CYCLE Test
Authors
Susan Curtiss, PhD
Susan Curtiss is active Professor Emerita in UCLA’s Department of Linguistics. She is probably most well-known for her work on the case of Genie, a modern day “Wild Child”, which is one of the most well known cases of linguistic isolation and extreme social and physical deprivation. Her research has focused on the issues of a “Critical Period” for first language acquisition, the relationship between language and nonlinguistic cognition and atypical language acquisition and language breakdown. To that end, she has studied linguistic performance in the following populations: children and adolescents with Specific Language Impairment (SLI), children with hearing impairment, both children and adults with epilepsy, children who have undergone hemispherectomy (the removal or disconnection of one entire hemisphere of the brain) in treatment of catastrophic epileptic diseases, individuals with severe cognitive impairments, children with Turner syndrome, adolescents and adults with Klinefelter syndrome, children with Down syndrome, children with spina bifida, children with hydrocephaly, children with Noonan syndrome, children with agenesis of the corpus callosum, children with Fetal Alcohol syndrome (FAS), cases of linguistic isolation, individuals with Landau-Kleffnor syndrome, adults with acquired aphasia and adults with dementing diseases.
She has also studied the language of normally developing children and infants.
In the course of her research Professor Curtiss has developed many tests in addition to the CYCLE. In 2013, together with Dr.
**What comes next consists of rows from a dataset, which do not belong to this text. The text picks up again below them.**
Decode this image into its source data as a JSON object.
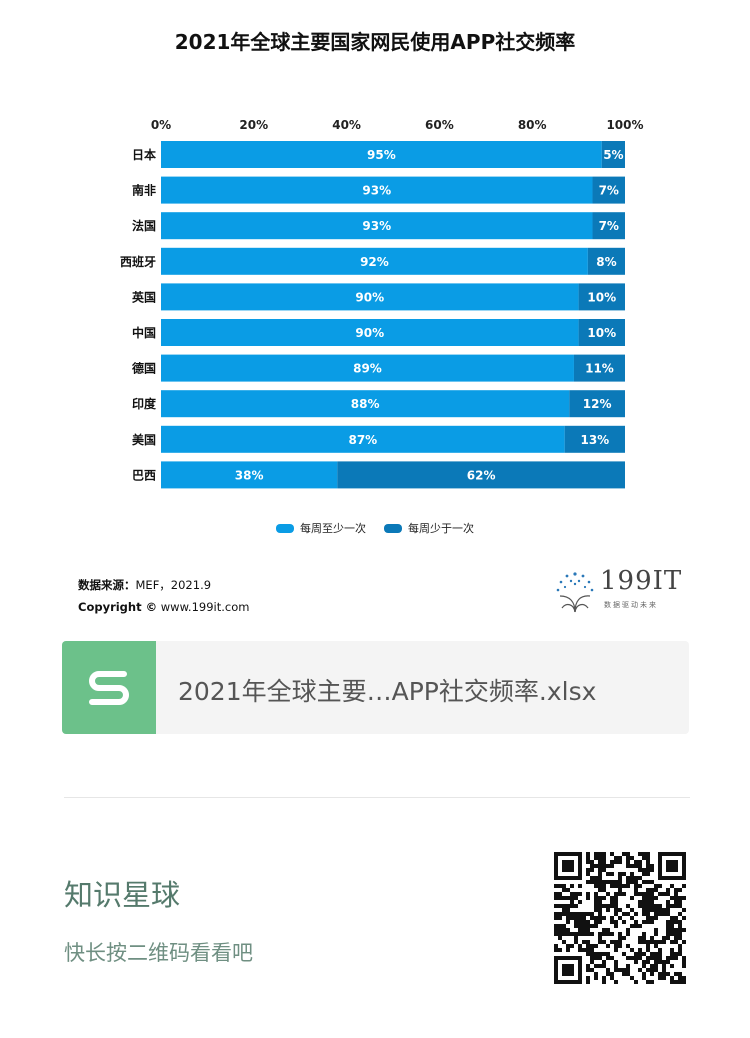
{
  "title": "2021年全球主要国家网民使用APP社交频率",
  "chart_data": {
    "type": "bar",
    "stacked": true,
    "orientation": "horizontal",
    "categories": [
      "日本",
      "南非",
      "法国",
      "西班牙",
      "英国",
      "中国",
      "德国",
      "印度",
      "美国",
      "巴西"
    ],
    "series": [
      {
        "name": "每周至少一次",
        "values": [
          95,
          93,
          93,
          92,
          90,
          90,
          89,
          88,
          87,
          38
        ],
        "color": "#0a9ce5"
      },
      {
        "name": "每周少于一次",
        "values": [
          5,
          7,
          7,
          8,
          10,
          10,
          11,
          12,
          13,
          62
        ],
        "color": "#0b79b8"
      }
    ],
    "value_labels": {
      "series0": [
        "95%",
        "93%",
        "93%",
        "92%",
        "90%",
        "90%",
        "89%",
        "88%",
        "87%",
        "38%"
      ],
      "series1": [
        "5%",
        "7%",
        "7%",
        "8%",
        "10%",
        "10%",
        "11%",
        "12%",
        "13%",
        "62%"
      ]
    },
    "xticks": [
      "0%",
      "20%",
      "40%",
      "60%",
      "80%",
      "100%"
    ],
    "xlim": [
      0,
      100
    ],
    "axis_position": "top",
    "legend_position": "bottom-center",
    "grid": false
  },
  "source": {
    "label": "数据来源：",
    "value": "MEF，2021.9",
    "copyright_label": "Copyright ©",
    "copyright_value": "www.199it.com"
  },
  "brand": {
    "name": "199IT",
    "tagline": "数据驱动未来"
  },
  "file_card": {
    "name": "2021年全球主要…APP社交频率.xlsx",
    "icon": "spreadsheet-s-icon"
  },
  "knowledge": {
    "title": "知识星球",
    "subtitle": "快长按二维码看看吧"
  },
  "qr_icon": "qr-code-icon"
}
Yamada, she developed a new instrument, the CYCLE-Neurosurgical measures, the CYCLE-N. She is currently involved in a multi-disciplinary research project to determine the efficacy of using a test of grammar to better identify regions of the brain involved in language comprehension and production than standard measures currently used to guide surgical interventions.
Jeni Yamada, PhD
Jeni Yamada is the author of Laura: A Case for the Modularity of Language published by MIT Press: Bradford Books, based on her comprehensive study of a young woman who was significantly cognitively impaired, yet had sophisticated abilities in selected linguistic areas. As a graduate student at UCLA Dr. Yamada had the opportunity to join with Dr. Susan Curtiss in the study of Genie, as well as in research studying the relationship between language and cognition in development and breakdown.
In addition to illustrating and co-authoring the CYCLE she writes essays and stories, and does illustrations for books, dissertations, research articles, and tests for other researchers doing linguistic and cognitive studies on brain damaged, brain different, language delayed, cognitively impaired, and normal individuals.